Modern swingers have even developed their own esoteric lingo, to which ‘vanillas’ (non-participants) are not privy, and the glitterati have caught on - a-list celebrities wearing masquerade masks and using different names are allegedly amongst attendants at the high society affairs held in vast urban mansions. To consider modern swingers ultra-liberated, or perhaps even counter-cultural, is wide of the mark, according to award-winning Canadian author and investigative journalist Terry Gould, whose book on the subject, The Lifestyle: A Look at the Erotic Rites of Swingers is lauded by the swinging community as being the only serious piece of journalism ever devoted to them. Gould observed large-scale swinging events over several years as part of his research for a fascinating treatment which encompasses the historical, cultural, anthropological, moral, evolutionary, biological, medical and sociological aspects of ‘The Lifestyle’.

“Attendees at the big conventions were shocking, because there was nothing shocking about them,” he tells The Rake of his research experiences. “A third had post-graduate degrees, a third voted Republican, 40 per cent identified with major religions, and 76 per cent were over 35.  They called their subculture ‘the lifestyle’ because they lived in a certain way that allows them to combine their North American values of marriage, emotional monogamy and raising children with their North American fantasies of dressing like the stars and going to sexy parties.”

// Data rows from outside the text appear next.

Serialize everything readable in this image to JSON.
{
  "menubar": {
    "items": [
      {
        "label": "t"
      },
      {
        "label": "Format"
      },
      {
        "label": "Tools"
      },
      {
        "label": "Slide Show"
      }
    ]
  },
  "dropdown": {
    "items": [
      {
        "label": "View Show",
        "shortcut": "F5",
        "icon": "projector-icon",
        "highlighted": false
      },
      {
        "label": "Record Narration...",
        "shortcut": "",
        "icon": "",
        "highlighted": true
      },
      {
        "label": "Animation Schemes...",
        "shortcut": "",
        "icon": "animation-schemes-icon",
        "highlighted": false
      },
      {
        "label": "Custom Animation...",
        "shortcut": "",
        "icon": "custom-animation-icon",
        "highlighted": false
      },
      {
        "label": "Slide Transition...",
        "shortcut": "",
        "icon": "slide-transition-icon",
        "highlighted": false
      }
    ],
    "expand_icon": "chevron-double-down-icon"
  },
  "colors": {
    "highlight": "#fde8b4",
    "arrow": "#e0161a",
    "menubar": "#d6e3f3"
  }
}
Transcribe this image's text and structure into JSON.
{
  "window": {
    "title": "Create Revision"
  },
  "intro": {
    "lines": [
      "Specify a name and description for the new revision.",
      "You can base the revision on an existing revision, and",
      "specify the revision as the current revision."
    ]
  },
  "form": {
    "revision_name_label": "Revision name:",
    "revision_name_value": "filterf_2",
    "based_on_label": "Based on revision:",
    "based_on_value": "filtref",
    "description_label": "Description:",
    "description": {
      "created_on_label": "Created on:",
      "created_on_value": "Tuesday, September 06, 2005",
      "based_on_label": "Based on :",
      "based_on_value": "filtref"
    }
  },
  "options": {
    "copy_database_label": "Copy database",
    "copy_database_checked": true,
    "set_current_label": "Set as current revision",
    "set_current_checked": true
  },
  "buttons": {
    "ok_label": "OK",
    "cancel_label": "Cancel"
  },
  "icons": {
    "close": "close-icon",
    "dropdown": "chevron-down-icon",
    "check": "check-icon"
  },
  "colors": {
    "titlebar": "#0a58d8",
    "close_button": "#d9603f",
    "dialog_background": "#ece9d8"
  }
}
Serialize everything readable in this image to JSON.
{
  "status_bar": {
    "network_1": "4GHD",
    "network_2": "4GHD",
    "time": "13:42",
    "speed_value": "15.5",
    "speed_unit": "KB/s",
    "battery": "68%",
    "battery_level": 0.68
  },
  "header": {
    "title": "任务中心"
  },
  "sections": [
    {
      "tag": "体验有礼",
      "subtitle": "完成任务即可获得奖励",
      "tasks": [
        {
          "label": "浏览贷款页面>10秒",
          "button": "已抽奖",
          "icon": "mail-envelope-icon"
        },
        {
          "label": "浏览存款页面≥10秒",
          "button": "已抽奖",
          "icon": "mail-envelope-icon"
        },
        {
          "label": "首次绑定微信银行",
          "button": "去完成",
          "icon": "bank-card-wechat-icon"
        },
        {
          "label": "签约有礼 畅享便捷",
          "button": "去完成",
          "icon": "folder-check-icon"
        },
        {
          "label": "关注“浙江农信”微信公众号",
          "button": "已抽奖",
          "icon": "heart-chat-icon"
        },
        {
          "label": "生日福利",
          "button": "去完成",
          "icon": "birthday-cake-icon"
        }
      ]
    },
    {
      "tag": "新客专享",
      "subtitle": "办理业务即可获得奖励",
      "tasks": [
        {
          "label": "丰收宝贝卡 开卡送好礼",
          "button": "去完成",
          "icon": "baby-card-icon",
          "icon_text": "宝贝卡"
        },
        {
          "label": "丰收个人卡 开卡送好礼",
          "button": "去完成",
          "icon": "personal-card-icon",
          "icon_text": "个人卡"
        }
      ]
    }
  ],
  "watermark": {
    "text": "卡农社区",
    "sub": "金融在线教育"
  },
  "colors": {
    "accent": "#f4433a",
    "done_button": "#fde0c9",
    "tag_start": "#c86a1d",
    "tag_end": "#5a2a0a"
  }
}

Husbands enjoy watching their wives with other men; bisexual wives enjoy the opportunity to have casual sex with other women. Then everybody returns home, has sex in their own beds, and goes back to work Monday morning

The subculture’s antipathy to the term “wife-swapping” comes not from a PC aversion to its sexist connotations but, says Gould, the simple fact that it wrongly reflects their motives and inclinations. “They'll come at you with pikes and torches if you accuse them of ‘wife-swapping’, because they don't believe that's what they're up to at all. They use the term ’spouse-sharing’ to encompass their main bents. The predicate is that they're going to swing parties to eroticise their own relationships. With that end in mind, husbands enjoy watching their wives with other men; bisexual wives enjoy the opportunity to have casual sex with other women. Then everybody returns home, has sex in their own beds, and goes back to work Monday morning.”

Another inaccurate assumption is that adherents have ‘open marriages’. “They monitor one another at conventions or house parties, as if connected by an invisible wire - which is part of their excitement - even as they adjourn to different rooms,” says Gould. “Cheating outside this party arrangement is considered an utter betrayal.” Can it improve relationships? “There's an old saying among swingers: it sometimes makes a good marriage better, but it always makes a bad marriage worse. For the vast majority of couples who stay with it, living by its ethical and emotional rules, it's a moveable feast of sexy Mardi Gras parties whenever they want one.”

Today, nearly ten million Americans consider the latest buzz-phrase for non-monogamists, ‘satellite lovers’, to apply to them. In one study, 90 per cent of respondents in less-than-happy relationships said swinging enhanced them. Charlotte Bronte once said, “Happiness quite unshared can scarcely be called happiness; it has no taste.” Now admittedly, it’s unlikely the daughter of a backwater Yorkshire parish vicar was advocating the casting off of the shackles of monogamy. But her philosophical bijou does have a certain resonance when it comes to this, the touchiest-feeliest-cum-rumpiest-pumpiest of subjects.